The idea I have long term for ack-filtering is to hook that call to do something that is pping-like, tracking actual RTTs of real traffic. It does all the needed decoding in the qdisc, and instead of sniffing the whole network for it (pping), and/or doing it in kernel (ebpf pping), doing it in pure C as a cake option (ack-monitor) would be a useful diagnostic tool that could be applied or not to individual customers.
But first up was seeing how much cpu it ate, and if it did any harm or had any benefit.
ack-filtering should not mess with gaming users, at least not those with FPS shooters which generally run over udp. The side-effects of ack-filtering are providing slightly less robust acks to a TCP on the other side, sending traffic, which has to smooth the ack arrivals against it's estimate of the actual bandwidth.
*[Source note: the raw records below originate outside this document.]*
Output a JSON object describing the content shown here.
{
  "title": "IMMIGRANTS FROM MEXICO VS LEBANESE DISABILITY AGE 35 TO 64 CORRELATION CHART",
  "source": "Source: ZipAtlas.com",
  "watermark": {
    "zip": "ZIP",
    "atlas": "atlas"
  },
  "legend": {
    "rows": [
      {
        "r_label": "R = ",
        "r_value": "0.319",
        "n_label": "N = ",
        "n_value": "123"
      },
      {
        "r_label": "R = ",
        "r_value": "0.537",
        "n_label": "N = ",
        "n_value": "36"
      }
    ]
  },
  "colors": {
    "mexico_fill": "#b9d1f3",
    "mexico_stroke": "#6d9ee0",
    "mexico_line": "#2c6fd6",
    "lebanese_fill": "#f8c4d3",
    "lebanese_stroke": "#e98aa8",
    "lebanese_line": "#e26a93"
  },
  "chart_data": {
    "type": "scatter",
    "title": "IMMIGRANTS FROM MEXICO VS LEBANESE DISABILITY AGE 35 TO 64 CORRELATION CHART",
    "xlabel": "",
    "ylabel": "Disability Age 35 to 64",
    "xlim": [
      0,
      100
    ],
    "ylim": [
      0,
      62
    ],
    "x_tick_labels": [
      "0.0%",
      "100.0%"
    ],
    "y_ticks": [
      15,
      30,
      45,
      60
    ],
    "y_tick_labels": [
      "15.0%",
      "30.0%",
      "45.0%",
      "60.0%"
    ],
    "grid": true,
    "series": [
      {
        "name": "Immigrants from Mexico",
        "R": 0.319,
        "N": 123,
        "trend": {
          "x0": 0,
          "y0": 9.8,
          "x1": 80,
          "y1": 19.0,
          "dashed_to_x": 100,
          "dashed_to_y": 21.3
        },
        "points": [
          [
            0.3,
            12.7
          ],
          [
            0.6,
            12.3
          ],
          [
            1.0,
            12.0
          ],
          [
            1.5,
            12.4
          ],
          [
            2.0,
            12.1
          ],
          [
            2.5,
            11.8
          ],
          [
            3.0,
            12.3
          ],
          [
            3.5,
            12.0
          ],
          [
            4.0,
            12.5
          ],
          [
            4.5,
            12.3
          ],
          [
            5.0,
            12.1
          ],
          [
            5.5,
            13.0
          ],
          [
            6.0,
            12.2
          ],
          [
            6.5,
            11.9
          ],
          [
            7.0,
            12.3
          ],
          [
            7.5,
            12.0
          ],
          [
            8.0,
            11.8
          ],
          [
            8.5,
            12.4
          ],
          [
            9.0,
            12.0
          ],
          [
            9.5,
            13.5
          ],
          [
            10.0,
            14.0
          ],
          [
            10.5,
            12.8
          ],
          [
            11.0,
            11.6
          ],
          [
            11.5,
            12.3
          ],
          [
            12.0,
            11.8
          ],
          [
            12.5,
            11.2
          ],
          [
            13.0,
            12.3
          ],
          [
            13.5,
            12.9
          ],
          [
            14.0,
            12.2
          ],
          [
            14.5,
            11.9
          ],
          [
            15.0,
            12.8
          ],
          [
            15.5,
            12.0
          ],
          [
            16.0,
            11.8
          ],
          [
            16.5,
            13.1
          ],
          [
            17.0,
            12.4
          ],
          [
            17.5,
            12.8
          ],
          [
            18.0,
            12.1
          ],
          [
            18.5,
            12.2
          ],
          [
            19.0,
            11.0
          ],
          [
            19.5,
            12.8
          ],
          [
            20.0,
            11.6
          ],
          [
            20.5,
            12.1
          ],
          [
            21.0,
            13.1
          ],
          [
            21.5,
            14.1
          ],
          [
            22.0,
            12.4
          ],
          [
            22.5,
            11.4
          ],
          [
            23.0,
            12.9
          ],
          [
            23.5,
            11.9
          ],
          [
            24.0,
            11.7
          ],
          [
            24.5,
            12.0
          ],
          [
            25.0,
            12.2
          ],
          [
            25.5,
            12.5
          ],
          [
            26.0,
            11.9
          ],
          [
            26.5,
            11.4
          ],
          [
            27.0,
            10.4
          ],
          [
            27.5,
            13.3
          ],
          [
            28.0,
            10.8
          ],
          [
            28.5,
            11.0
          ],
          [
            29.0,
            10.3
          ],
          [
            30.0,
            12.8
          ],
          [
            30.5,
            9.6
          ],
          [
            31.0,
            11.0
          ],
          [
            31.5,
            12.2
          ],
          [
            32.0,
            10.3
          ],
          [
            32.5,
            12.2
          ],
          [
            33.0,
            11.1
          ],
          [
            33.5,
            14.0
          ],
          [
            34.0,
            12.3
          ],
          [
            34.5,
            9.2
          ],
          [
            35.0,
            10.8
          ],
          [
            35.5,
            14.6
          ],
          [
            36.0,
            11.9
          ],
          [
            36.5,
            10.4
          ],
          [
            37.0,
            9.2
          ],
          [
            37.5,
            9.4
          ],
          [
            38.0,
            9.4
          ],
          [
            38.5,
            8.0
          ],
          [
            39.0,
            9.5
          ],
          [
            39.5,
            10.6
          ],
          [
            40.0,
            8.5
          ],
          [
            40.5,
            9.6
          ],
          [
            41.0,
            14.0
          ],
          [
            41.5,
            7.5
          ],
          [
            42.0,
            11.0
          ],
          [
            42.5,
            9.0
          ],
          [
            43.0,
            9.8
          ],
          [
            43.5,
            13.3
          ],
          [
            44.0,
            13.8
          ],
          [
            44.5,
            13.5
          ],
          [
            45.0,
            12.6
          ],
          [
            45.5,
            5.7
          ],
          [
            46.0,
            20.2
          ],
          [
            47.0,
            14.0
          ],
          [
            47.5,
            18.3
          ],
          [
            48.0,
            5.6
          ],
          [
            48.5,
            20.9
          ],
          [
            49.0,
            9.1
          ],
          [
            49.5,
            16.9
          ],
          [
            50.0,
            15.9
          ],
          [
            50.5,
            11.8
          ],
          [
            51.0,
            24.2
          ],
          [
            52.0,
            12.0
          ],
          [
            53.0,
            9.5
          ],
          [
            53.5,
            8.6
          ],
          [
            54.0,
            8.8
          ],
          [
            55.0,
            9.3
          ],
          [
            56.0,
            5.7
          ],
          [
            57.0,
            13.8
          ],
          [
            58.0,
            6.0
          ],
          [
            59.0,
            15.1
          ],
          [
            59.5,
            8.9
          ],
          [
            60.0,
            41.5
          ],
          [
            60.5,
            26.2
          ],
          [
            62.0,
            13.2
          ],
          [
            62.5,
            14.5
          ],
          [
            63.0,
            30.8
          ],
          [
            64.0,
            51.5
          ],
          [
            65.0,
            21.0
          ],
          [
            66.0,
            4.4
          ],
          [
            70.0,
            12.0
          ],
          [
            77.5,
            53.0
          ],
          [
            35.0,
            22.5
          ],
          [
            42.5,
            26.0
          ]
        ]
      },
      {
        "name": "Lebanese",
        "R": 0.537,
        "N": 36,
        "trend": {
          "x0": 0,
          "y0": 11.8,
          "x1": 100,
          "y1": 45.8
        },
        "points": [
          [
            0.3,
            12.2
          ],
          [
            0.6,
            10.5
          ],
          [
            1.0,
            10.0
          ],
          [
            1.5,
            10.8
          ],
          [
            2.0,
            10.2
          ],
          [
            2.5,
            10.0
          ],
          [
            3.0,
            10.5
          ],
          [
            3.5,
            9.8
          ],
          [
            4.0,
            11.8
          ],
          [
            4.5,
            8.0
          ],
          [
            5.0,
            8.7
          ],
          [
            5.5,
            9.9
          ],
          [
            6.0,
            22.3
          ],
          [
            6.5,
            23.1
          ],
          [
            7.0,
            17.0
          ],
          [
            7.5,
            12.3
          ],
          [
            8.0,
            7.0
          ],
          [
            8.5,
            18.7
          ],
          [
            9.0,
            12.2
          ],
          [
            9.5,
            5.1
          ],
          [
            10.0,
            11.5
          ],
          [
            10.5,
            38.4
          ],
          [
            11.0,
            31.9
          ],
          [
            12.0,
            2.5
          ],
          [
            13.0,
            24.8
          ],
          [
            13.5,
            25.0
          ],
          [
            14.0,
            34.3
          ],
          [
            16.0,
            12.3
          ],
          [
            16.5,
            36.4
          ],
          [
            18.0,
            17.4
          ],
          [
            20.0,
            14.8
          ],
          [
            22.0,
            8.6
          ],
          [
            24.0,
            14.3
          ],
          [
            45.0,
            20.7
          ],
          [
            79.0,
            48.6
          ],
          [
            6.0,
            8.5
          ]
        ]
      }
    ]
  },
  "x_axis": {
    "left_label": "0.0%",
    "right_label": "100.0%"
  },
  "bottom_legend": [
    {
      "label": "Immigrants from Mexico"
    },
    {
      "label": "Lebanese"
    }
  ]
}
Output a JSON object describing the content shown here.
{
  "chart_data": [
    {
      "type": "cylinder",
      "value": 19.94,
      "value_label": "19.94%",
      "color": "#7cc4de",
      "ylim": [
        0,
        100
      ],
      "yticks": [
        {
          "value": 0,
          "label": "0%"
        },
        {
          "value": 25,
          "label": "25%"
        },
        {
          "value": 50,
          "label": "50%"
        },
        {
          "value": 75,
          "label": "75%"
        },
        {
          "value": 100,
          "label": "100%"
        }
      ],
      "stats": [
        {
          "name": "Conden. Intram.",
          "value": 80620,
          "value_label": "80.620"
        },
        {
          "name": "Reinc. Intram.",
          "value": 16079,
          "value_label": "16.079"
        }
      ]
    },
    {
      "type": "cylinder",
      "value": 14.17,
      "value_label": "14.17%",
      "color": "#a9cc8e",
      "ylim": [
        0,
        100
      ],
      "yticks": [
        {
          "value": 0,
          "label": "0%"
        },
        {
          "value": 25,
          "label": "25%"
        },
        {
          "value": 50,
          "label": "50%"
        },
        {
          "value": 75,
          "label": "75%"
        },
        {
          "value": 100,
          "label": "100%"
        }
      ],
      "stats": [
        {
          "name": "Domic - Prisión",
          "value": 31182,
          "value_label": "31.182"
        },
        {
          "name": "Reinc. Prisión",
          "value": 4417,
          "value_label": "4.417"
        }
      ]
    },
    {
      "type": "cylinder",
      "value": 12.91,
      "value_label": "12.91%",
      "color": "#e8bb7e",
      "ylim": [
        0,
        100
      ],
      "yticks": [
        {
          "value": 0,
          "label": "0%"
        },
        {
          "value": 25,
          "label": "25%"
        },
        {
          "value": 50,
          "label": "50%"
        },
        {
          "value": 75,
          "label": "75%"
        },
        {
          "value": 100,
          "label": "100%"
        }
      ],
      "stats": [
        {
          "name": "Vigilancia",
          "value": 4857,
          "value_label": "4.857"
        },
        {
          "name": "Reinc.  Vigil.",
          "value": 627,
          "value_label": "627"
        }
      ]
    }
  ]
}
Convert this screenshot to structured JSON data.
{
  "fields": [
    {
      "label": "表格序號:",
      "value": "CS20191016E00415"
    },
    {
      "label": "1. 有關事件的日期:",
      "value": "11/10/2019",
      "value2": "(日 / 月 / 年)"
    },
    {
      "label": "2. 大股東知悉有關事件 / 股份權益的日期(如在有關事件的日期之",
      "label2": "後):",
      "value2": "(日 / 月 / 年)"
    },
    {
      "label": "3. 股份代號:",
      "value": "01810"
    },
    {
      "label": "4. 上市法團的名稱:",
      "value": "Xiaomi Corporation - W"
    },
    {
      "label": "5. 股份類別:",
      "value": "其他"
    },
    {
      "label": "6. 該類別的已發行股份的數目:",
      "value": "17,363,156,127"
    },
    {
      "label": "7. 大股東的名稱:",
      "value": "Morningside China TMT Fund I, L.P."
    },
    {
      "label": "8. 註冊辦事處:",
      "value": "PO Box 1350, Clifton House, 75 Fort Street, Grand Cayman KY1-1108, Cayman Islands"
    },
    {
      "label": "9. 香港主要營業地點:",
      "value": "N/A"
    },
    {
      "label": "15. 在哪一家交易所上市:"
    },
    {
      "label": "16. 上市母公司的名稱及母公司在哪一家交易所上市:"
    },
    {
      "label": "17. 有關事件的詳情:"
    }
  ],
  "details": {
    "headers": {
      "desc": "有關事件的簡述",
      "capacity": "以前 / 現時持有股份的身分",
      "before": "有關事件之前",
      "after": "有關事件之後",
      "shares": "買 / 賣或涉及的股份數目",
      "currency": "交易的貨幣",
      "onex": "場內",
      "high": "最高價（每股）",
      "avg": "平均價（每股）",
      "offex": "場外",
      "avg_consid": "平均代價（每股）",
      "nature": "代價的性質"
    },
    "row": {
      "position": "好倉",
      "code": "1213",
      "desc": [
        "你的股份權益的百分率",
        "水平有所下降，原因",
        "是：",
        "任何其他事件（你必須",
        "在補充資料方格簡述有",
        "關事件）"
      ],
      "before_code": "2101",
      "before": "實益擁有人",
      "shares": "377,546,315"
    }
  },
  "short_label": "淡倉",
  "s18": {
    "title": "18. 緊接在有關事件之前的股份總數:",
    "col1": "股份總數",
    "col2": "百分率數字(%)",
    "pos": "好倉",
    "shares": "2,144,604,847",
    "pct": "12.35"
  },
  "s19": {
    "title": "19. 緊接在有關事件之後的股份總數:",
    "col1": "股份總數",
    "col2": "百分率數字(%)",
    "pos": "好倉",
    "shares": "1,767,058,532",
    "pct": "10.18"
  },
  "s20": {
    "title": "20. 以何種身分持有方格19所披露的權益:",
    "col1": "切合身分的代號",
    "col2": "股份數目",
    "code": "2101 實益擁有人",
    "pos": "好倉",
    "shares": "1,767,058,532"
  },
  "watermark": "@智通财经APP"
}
BBR on the other hand, doesn't care all that much about acks. It responds to delay pretty well, which is what FQ will automagically give it.
So I would not be worried about the effects on gaming users. My other major concern with enabling ack-filtering is that it requires inspecting the packet fairly deeply, and I worry about gear (like mikrotik) that doesn't give good statistics as to how successfully it can reach into various encapsulations.
The idea I have long term for ack-filtering is to hook that call to do something that is pping-like, tracking actual RTTs of real traffic. It does all the needed decoding in the qdisc, and instead of sniffing the whole network for it (pping), and/or doing it in kernel (ebpf pping), doing it in pure C as a cake option (ack-monitor) would be a useful diagnostic tool that could be applied or not to individual customers.
But first up was seeing how much cpu it ate, and if it did any harm or had any benefit.
3% seems very reasonable for the benefit of being able to eventually track RTTs. And way easier to integrate.
So I would not be worried about the effects on gaming users. My other major concern with enabling ack-filtering is that it requires inspecting the packet fairly deeply, and I worry about gear (like mikrotik) that doesn't give good statistics as to how successfully it can reach into various encapsulations.
Gotcha. I will try it out on my deployment.
We seem to have an outstanding bug with cambium #154 but aside from preserving this discussion, closing this.